In gorgon mode, I turn my face from the world that calls me dangerous and worthy of deadly aggression. I am a calm recluse, focused on my creative work: I am unconcerned with being understood by the “civilized” world. I expect that my body, my desires, and my self will be incomprehensible to them, and I proudly become an enigma. When people receptive to my work find me, I welcome them, but I make no effort to be easy to understand or find (rather, the opposite). Keeping in solidarity with Medusa, a tragically slain sibling, I stay mindful of the violence that may be enacted against me based on my appearance, and do what work I can to shield myself against it.

Like anyone else in a marginalized community, I sometimes resist the mechanisms of marginalization in ways the external world can see, but I don’t always have the energy, desire, or freedom to do so. Together, these three alternate selves are extremely helpful to my internal resistance. They give me strength to reject the demand that I internally submit to marginalization by regarding myself as deserving to be treated as less than a person.
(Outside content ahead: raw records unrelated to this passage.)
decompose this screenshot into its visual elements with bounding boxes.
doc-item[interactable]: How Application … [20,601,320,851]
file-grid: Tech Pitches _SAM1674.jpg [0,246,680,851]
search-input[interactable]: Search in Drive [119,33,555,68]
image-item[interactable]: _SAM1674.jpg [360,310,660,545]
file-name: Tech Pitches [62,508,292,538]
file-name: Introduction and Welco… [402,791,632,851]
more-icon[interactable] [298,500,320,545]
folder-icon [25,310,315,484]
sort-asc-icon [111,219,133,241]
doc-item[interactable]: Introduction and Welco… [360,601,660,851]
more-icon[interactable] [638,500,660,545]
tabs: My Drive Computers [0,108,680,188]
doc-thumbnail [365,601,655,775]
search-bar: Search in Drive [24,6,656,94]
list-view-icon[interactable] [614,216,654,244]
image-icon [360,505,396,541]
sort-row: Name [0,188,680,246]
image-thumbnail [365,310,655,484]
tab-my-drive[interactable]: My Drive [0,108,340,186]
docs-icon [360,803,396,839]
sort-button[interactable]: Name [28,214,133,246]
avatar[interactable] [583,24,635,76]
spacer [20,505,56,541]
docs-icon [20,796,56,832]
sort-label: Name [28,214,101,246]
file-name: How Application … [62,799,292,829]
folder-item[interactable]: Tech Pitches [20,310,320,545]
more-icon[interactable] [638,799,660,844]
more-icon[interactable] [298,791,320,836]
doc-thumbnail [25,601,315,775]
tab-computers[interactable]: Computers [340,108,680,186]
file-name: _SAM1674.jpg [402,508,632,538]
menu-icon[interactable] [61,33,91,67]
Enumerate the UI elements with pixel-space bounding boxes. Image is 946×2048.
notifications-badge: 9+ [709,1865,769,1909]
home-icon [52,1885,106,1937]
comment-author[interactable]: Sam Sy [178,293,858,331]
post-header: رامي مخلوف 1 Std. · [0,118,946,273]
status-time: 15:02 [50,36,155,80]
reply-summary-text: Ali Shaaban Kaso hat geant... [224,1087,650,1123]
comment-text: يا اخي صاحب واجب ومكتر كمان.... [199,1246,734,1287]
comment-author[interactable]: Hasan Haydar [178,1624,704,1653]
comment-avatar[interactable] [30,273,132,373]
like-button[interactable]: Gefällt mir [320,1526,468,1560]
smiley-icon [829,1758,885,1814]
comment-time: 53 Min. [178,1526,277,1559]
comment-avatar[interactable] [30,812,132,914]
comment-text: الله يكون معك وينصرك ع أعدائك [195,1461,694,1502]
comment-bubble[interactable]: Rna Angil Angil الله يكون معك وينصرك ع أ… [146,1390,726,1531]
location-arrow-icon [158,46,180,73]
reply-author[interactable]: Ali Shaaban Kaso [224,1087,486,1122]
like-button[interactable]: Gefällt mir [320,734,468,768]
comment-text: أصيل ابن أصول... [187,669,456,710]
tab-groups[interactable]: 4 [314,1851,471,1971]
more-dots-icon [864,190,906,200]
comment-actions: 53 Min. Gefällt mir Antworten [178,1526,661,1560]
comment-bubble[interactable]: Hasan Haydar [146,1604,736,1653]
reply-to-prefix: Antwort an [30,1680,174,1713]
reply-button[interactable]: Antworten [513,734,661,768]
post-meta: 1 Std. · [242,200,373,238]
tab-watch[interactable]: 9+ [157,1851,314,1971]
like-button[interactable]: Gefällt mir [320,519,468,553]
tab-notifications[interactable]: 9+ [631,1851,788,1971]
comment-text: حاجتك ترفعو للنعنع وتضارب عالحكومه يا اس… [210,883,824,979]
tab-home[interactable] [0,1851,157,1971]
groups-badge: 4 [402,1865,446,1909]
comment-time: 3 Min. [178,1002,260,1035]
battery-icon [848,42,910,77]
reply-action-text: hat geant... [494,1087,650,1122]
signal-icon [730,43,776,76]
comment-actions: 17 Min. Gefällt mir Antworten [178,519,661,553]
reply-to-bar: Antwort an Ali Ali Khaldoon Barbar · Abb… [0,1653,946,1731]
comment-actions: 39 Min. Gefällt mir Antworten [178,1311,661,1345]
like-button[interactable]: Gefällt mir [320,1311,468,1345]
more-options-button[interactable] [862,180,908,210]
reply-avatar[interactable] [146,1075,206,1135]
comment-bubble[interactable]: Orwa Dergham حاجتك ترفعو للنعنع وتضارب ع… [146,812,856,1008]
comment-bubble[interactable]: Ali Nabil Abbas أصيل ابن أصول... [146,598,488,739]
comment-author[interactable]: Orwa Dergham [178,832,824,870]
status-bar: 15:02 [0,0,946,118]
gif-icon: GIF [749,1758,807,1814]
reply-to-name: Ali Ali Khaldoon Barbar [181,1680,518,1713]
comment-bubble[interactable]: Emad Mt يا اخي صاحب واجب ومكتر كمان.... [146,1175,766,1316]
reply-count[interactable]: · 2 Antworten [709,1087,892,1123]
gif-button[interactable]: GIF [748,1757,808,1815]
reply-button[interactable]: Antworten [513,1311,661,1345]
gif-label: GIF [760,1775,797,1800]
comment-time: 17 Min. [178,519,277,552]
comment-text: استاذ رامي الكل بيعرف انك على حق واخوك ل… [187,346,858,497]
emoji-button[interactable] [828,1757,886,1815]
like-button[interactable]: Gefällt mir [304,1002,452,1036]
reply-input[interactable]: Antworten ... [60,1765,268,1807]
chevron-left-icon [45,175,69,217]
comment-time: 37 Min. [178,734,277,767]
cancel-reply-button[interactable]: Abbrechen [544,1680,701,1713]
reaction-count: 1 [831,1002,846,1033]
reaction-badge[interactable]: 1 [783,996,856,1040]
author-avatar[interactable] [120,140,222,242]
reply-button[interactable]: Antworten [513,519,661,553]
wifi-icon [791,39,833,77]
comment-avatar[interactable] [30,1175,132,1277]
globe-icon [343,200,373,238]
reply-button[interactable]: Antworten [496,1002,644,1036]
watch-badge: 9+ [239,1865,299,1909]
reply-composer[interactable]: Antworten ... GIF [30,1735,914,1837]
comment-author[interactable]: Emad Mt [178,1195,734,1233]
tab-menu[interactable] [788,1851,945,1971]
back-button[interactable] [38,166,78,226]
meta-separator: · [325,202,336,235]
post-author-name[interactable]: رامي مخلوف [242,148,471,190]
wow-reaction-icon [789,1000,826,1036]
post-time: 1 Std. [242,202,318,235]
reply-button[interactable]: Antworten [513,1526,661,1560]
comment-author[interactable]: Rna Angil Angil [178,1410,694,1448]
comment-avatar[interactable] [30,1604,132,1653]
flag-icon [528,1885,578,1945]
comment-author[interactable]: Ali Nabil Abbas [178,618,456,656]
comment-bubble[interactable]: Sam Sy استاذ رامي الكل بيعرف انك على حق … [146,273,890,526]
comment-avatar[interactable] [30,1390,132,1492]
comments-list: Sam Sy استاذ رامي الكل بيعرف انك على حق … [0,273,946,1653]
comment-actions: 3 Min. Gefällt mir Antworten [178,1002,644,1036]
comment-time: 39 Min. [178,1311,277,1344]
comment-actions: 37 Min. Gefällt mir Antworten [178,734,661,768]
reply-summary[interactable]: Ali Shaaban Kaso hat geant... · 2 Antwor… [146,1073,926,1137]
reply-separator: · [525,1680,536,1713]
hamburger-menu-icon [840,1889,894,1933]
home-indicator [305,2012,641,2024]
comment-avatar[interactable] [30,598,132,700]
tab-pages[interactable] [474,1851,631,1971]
Importantly, the archetypes that work for me aren’t the only ones. I’m acquainted with genies (tapping into the juxtaposition of power and powerlessness as a way to grapple with heteronormativity’s paradoxical accounts of women’s sexuality), with fae (alien creatures, beautiful and dangerous), and with robots (extending the idea of our bodies as artificial to explore the possibilities of truly being able to choose an embodiment). There are many, many monsters to choose from. Go, and become monstrous.

  1. Ursula Vernon’s “This Vote Is Legally Binding” is also wonderful, but does not contain monsters.

  2. They generously invited me to contribute, but “meet a deadline” is by a pretty wide margin my worst skill as a writer. Sorry, Lucian!

  3. My favorite example of these narratives' strength comes from a post by Fred Clark: “Ask most people, ‘Do you believe in vampires?’ and they will answer No. But ask those same people if vampires can be killed with a wooden stake and they’ll tell you Yes.” Even when we deny the literal truth of stories, they have important effects on us.

  4. I am a trans woman and I’m writing this piece primarily for women (for every kind of woman). If your life experience is something else, I unfortunately can’t promise that this piece will be helpful, but I send my well-wishing and solidarity for any monster-narrative-reappropriating work of yours and also encourage you to notice and support others when they’re using the tools I’m writing about.

  5. I’m not an academic and I don’t know of any scholarly/Theoryville work about marginalization and monster identity — but I’d be completely shocked if none exists. If you know of work like that, please do tell me about it.

  6. These three identities are ways of being that I actively put on and take off. They’re part of me, but they’re much closer to being the kind of self-extension that an actor who plays the same part many times develops than to being part of a multiple system. For more information about what multiple systems are and aren’t, I recommend listening to what they have to say for themselves.

  7. To reinforce, though, it’s a universal aspect of marginalization. For example, black men are portrayed as sexual predators, physically disabled people as sexless, and poor people as sexually irresponsible.

  8. Here I’m leaning on the discussion of “interpretive labor” in David Graeber’s Dead Zones of the Imagination.

  9. Consider Creature From The Black Lagoon and its portrayal of a monstrous Other with no voice, present in body but narrativized only by statements from the emissaries of the orthodox world.

  10. Jon Carroll’s “Near Life Experiences” also has an excellent story about a space alien: “She has considered the matter carefully; she has talked it over with a few trusted friends. And her conclusion: I am not crazy. I am only a space alien.” It is a compassionate story.